Children, before they learn to be embarrassed by wonder, well before they discover that adults often dismiss what cannot be explained, possess what I call “the open eyes of the heart.” They approach the world with a willingness to believe that trees might indeed dance with clouds, that love is a real force that can be felt even when it cannot be weighed, that mystery is not a problem to be solved but a reality to be entered. And many times, they enter it willingly. How many of us had an imaginary playmate? I know I did, at least before my siblings arrived on the scene.  

This capacity for wonder is not naivety—it is a form of spiritual intelligence that recognizes a dimension of reality our rational minds often overlook. When a child trusts that someone loves them, they are not being unscientific; they are responding to evidence that exists in the realm of relationship, gesture, presence, and care. These are real data, even if they cannot be quantified. (A frequent response in our family to “love you” is “love you more”, from the child.)

Yet as we mature intellectually, we often develop what might be called “educated skepticism”—a protective mechanism that guards us from being fooled or appearing foolish. We learn to question everything, to demand proof for every claim, to be suspicious of experiences that cannot be replicated in controlled conditions. While this serves us well in many contexts, it can also close us off from the very experiences our souls most need.

The matters of the soul—love, meaning, purpose, connection with the divine—exist largely in the realm of feeling, faith, emotion, and trust. These are not lesser forms of knowledge; they are different forms of knowledge. A mother’s love for her child is no less real because it cannot be measured with instruments. The peace that comes from prayer is not imaginary because it cannot be reproduced on demand. The sense of meaning that emerges from serving others is not delusional because it cannot be proven through double-blind studies.

When we insist that only what can be scientifically verified is real, we cut ourselves off from precisely those experiences that make life worth living. We may gain intellectual sophistication, but we risk losing the connection with our soul; where the divinity resident in our soul gives us the ability to recognize and receive the gifts that exist beyond the reach of our analytical minds.

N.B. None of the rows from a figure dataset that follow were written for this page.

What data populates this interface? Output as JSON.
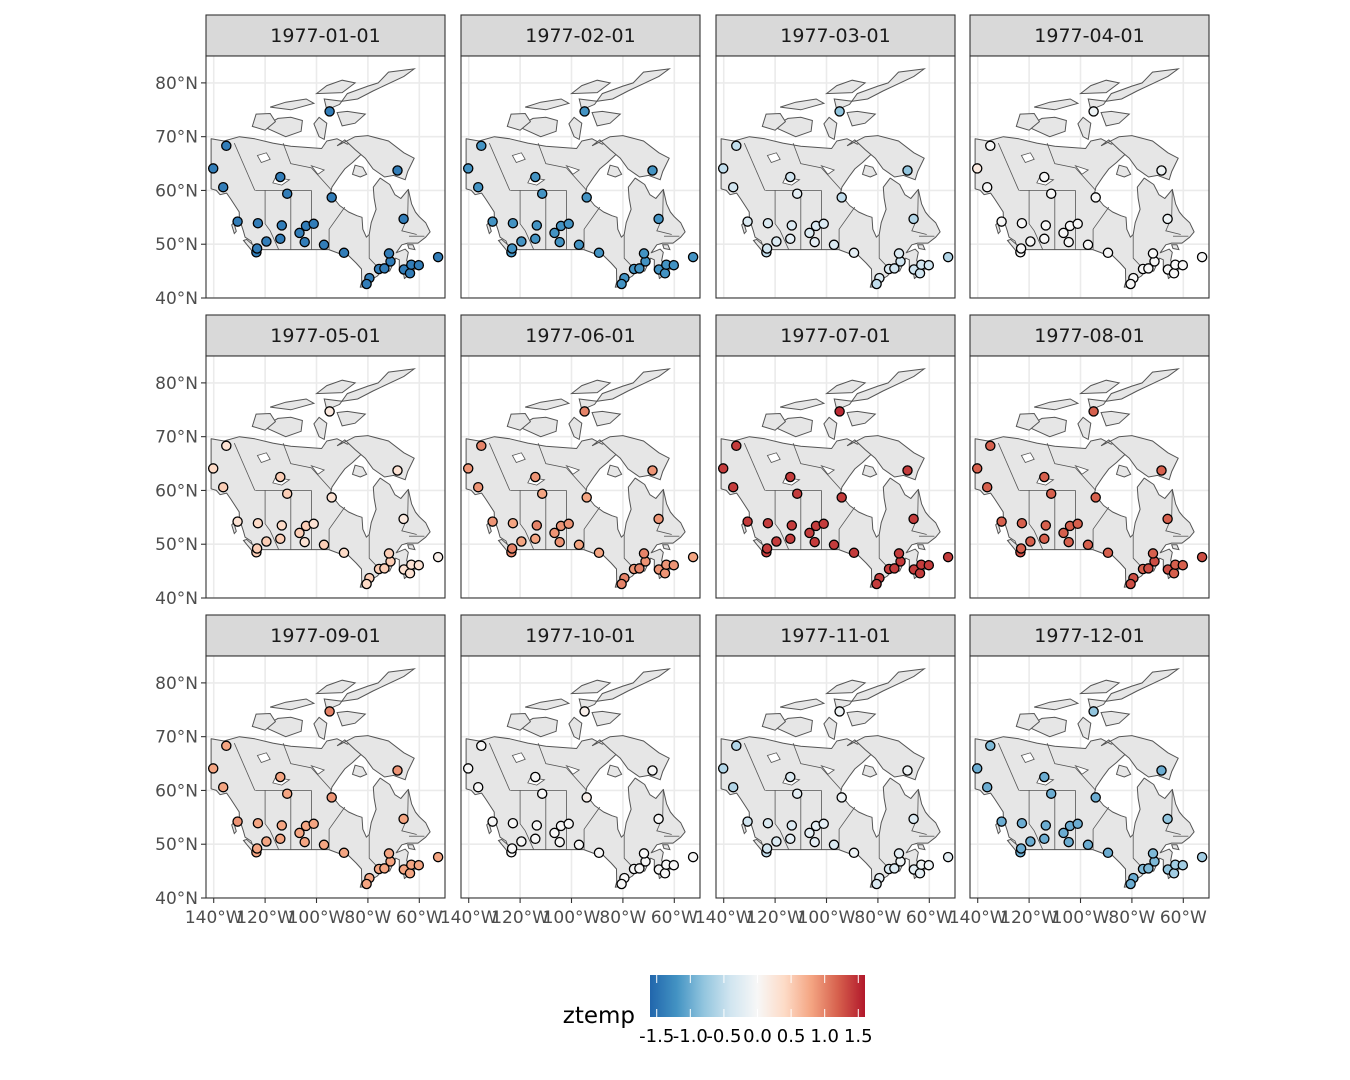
{
  "chart_data": {
    "type": "map",
    "region": "Canada",
    "facet_labels": [
      "1977-01-01",
      "1977-02-01",
      "1977-03-01",
      "1977-04-01",
      "1977-05-01",
      "1977-06-01",
      "1977-07-01",
      "1977-08-01",
      "1977-09-01",
      "1977-10-01",
      "1977-11-01",
      "1977-12-01"
    ],
    "y_tick_labels": [
      "80°N",
      "70°N",
      "60°N",
      "50°N",
      "40°N"
    ],
    "y_tick_values": [
      80,
      70,
      60,
      50,
      40
    ],
    "x_tick_labels": [
      "140°W",
      "120°W",
      "100°W",
      "80°W",
      "60°W"
    ],
    "x_tick_values": [
      -140,
      -120,
      -100,
      -80,
      -60
    ],
    "xlim": [
      -143,
      -50
    ],
    "ylim": [
      40,
      85
    ],
    "grid": true,
    "legend": {
      "title": "ztemp",
      "position": "bottom",
      "tick_labels": [
        "-1.5",
        "-1.0",
        "-0.5",
        "0.0",
        "0.5",
        "1.0",
        "1.5"
      ],
      "tick_values": [
        -1.5,
        -1.0,
        -0.5,
        0.0,
        0.5,
        1.0,
        1.5
      ],
      "range": [
        -1.6,
        1.6
      ],
      "palette": [
        "#2166ac",
        "#4393c3",
        "#92c5de",
        "#d1e5f0",
        "#f7f7f7",
        "#fddbc7",
        "#f4a582",
        "#d6604d",
        "#b2182b"
      ]
    },
    "colors": {
      "land": "#e6e6e6",
      "border": "#555555",
      "panel_border": "#333333",
      "strip_fill": "#d9d9d9",
      "grid": "#ebebeb"
    },
    "stations": [
      {
        "lon": -140.2,
        "lat": 64.1
      },
      {
        "lon": -135.1,
        "lat": 68.3
      },
      {
        "lon": -136.3,
        "lat": 60.6
      },
      {
        "lon": -130.7,
        "lat": 54.2
      },
      {
        "lon": -123.4,
        "lat": 48.5
      },
      {
        "lon": -123.1,
        "lat": 49.2
      },
      {
        "lon": -119.5,
        "lat": 50.5
      },
      {
        "lon": -122.8,
        "lat": 53.9
      },
      {
        "lon": -114.1,
        "lat": 62.5
      },
      {
        "lon": -113.5,
        "lat": 53.5
      },
      {
        "lon": -114.1,
        "lat": 51.0
      },
      {
        "lon": -111.4,
        "lat": 59.4
      },
      {
        "lon": -106.6,
        "lat": 52.1
      },
      {
        "lon": -104.6,
        "lat": 50.4
      },
      {
        "lon": -104.1,
        "lat": 53.4
      },
      {
        "lon": -101.1,
        "lat": 53.8
      },
      {
        "lon": -97.1,
        "lat": 49.9
      },
      {
        "lon": -94.1,
        "lat": 58.7
      },
      {
        "lon": -94.9,
        "lat": 74.7
      },
      {
        "lon": -89.3,
        "lat": 48.4
      },
      {
        "lon": -79.4,
        "lat": 43.7
      },
      {
        "lon": -80.5,
        "lat": 42.6
      },
      {
        "lon": -75.7,
        "lat": 45.4
      },
      {
        "lon": -73.6,
        "lat": 45.5
      },
      {
        "lon": -71.2,
        "lat": 46.8
      },
      {
        "lon": -71.8,
        "lat": 48.3
      },
      {
        "lon": -68.5,
        "lat": 63.7
      },
      {
        "lon": -66.0,
        "lat": 45.3
      },
      {
        "lon": -66.1,
        "lat": 54.7
      },
      {
        "lon": -63.6,
        "lat": 44.6
      },
      {
        "lon": -63.1,
        "lat": 46.2
      },
      {
        "lon": -60.2,
        "lat": 46.1
      },
      {
        "lon": -52.7,
        "lat": 47.6
      }
    ],
    "ztemp": [
      [
        -1.4,
        -1.4,
        -1.4,
        -1.4,
        -1.4,
        -1.4,
        -1.4,
        -1.4,
        -1.4,
        -1.4,
        -1.4,
        -1.4,
        -1.4,
        -1.4,
        -1.4,
        -1.4,
        -1.4,
        -1.4,
        -1.4,
        -1.4,
        -1.4,
        -1.4,
        -1.4,
        -1.4,
        -1.4,
        -1.4,
        -1.4,
        -1.4,
        -1.4,
        -1.4,
        -1.4,
        -1.4,
        -1.4
      ],
      [
        -1.2,
        -1.2,
        -1.2,
        -1.2,
        -1.2,
        -1.2,
        -1.2,
        -1.2,
        -1.2,
        -1.2,
        -1.2,
        -1.2,
        -1.2,
        -1.2,
        -1.2,
        -1.2,
        -1.2,
        -1.2,
        -1.2,
        -1.2,
        -1.2,
        -1.2,
        -1.2,
        -1.2,
        -1.2,
        -1.2,
        -1.2,
        -1.2,
        -1.2,
        -1.2,
        -1.2,
        -1.2,
        -1.2
      ],
      [
        -0.5,
        -0.5,
        -0.4,
        -0.3,
        -0.5,
        -0.4,
        -0.3,
        -0.3,
        -0.4,
        -0.3,
        -0.2,
        -0.2,
        -0.3,
        -0.2,
        -0.3,
        -0.3,
        -0.3,
        -0.5,
        -0.8,
        -0.2,
        -0.3,
        -0.5,
        -0.3,
        -0.4,
        -0.4,
        -0.3,
        -0.8,
        -0.4,
        -0.6,
        -0.4,
        -0.4,
        -0.4,
        -0.6
      ],
      [
        0.2,
        0.0,
        0.0,
        0.0,
        0.0,
        0.0,
        0.0,
        0.0,
        0.0,
        0.0,
        0.0,
        0.0,
        0.0,
        0.0,
        0.0,
        0.0,
        0.0,
        0.0,
        -0.1,
        0.0,
        0.0,
        0.0,
        0.0,
        0.0,
        0.0,
        0.0,
        -0.1,
        0.0,
        -0.1,
        0.0,
        0.0,
        0.0,
        0.0
      ],
      [
        0.4,
        0.3,
        0.5,
        0.3,
        0.5,
        0.5,
        0.5,
        0.4,
        0.5,
        0.4,
        0.5,
        0.5,
        0.5,
        0.3,
        0.5,
        0.3,
        0.5,
        0.3,
        0.2,
        0.4,
        0.5,
        0.4,
        0.5,
        0.5,
        0.5,
        0.5,
        0.3,
        0.3,
        0.2,
        0.3,
        0.3,
        0.3,
        0.1
      ],
      [
        0.9,
        1.0,
        0.9,
        0.9,
        1.0,
        1.0,
        0.8,
        0.8,
        0.9,
        1.0,
        0.8,
        0.8,
        0.9,
        0.9,
        0.9,
        0.9,
        0.8,
        0.8,
        1.0,
        0.8,
        1.0,
        1.0,
        0.9,
        1.0,
        0.9,
        1.0,
        0.9,
        0.9,
        0.9,
        0.9,
        0.9,
        0.9,
        0.8
      ],
      [
        1.4,
        1.4,
        1.4,
        1.4,
        1.4,
        1.4,
        1.4,
        1.4,
        1.4,
        1.4,
        1.4,
        1.4,
        1.4,
        1.4,
        1.4,
        1.4,
        1.4,
        1.4,
        1.5,
        1.4,
        1.4,
        1.4,
        1.4,
        1.4,
        1.4,
        1.4,
        1.4,
        1.4,
        1.4,
        1.4,
        1.4,
        1.4,
        1.4
      ],
      [
        1.2,
        1.2,
        1.2,
        1.2,
        1.3,
        1.2,
        1.2,
        1.2,
        1.2,
        1.2,
        1.2,
        1.2,
        1.2,
        1.2,
        1.2,
        1.2,
        1.2,
        1.2,
        1.2,
        1.2,
        1.3,
        1.3,
        1.2,
        1.3,
        1.3,
        1.2,
        1.2,
        1.3,
        1.2,
        1.2,
        1.2,
        1.2,
        1.3
      ],
      [
        0.8,
        0.8,
        0.8,
        0.9,
        0.8,
        0.8,
        0.8,
        0.8,
        0.8,
        0.8,
        0.8,
        0.8,
        0.8,
        0.8,
        0.8,
        0.8,
        0.8,
        0.9,
        1.0,
        0.8,
        0.8,
        0.8,
        0.8,
        0.8,
        0.8,
        0.8,
        0.9,
        0.8,
        0.8,
        0.8,
        0.8,
        0.8,
        0.8
      ],
      [
        0.0,
        0.0,
        0.0,
        0.0,
        0.0,
        0.0,
        0.0,
        0.0,
        0.0,
        0.0,
        0.0,
        0.0,
        0.0,
        0.0,
        0.0,
        0.0,
        0.0,
        0.1,
        0.1,
        0.0,
        0.0,
        0.0,
        0.0,
        0.0,
        0.0,
        0.0,
        0.0,
        0.0,
        0.0,
        0.0,
        0.0,
        0.0,
        0.0
      ],
      [
        -0.6,
        -0.6,
        -0.6,
        -0.4,
        -0.5,
        -0.4,
        -0.3,
        -0.3,
        -0.3,
        -0.3,
        -0.2,
        -0.2,
        -0.2,
        -0.2,
        -0.2,
        -0.2,
        -0.3,
        -0.1,
        -0.1,
        -0.1,
        -0.2,
        -0.3,
        -0.3,
        -0.3,
        -0.1,
        -0.2,
        -0.1,
        -0.2,
        -0.3,
        -0.2,
        -0.1,
        -0.1,
        -0.2
      ],
      [
        -1.0,
        -0.9,
        -1.0,
        -1.0,
        -1.0,
        -1.0,
        -1.0,
        -1.0,
        -1.0,
        -1.0,
        -1.0,
        -1.0,
        -1.0,
        -1.0,
        -1.0,
        -1.0,
        -1.0,
        -1.0,
        -0.8,
        -1.0,
        -1.0,
        -1.0,
        -0.9,
        -0.9,
        -0.9,
        -0.9,
        -1.0,
        -0.8,
        -0.8,
        -0.7,
        -0.7,
        -0.7,
        -0.7
      ]
    ]
  }
}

Young children have not yet learned to be ashamed of mystery. They can hold two contradictory ideas without anxiety, accept that some things cannot be explained, and trust their interior responses to people and situations. They live naturally in what the contemplative tradition calls “unknowing”—not ignorance, but a willingness to remain open to realities that exceed their understanding.

This is why Jesus told his followers that they needed to become like children to enter the kingdom of heaven. He was not advocating for intellectual regression but for spiritual receptivity—the recovery of that childlike capacity to trust, to wonder, to remain open to mysteries that cannot be controlled or fully comprehended.

The divine prefers to work in the realm of mystery. God speaks through burning bushes and still small voices, through dreams and synchronicities, through the love we feel for others and the peace that passes understanding. These are not primitive superstitions but sophisticated forms of communication that require different kinds of literacy to receive.

Perhaps this is why so many spiritual traditions emphasize the need for “beginner’s mind”—the willingness to approach the sacred with the fresh eyes of someone who does not already know everything, (or think they do) who remains curious rather than certain, who can be surprised by grace.

But here’s what I discovered in my own journey back to childlike wonder: the child within us never really disappears. That capacity for awe, for trust, for seeing dancing trees and feeling the reality of love—it remains, buried beneath layers of intellectual sophistication and protective skepticism, waiting patiently for us to remember what we once knew instinctively.

The question becomes: how do we find our way back? How do we recover those open eyes of the heart without abandoning the wisdom we’ve gained through experience? And perhaps most importantly, what happens when we do?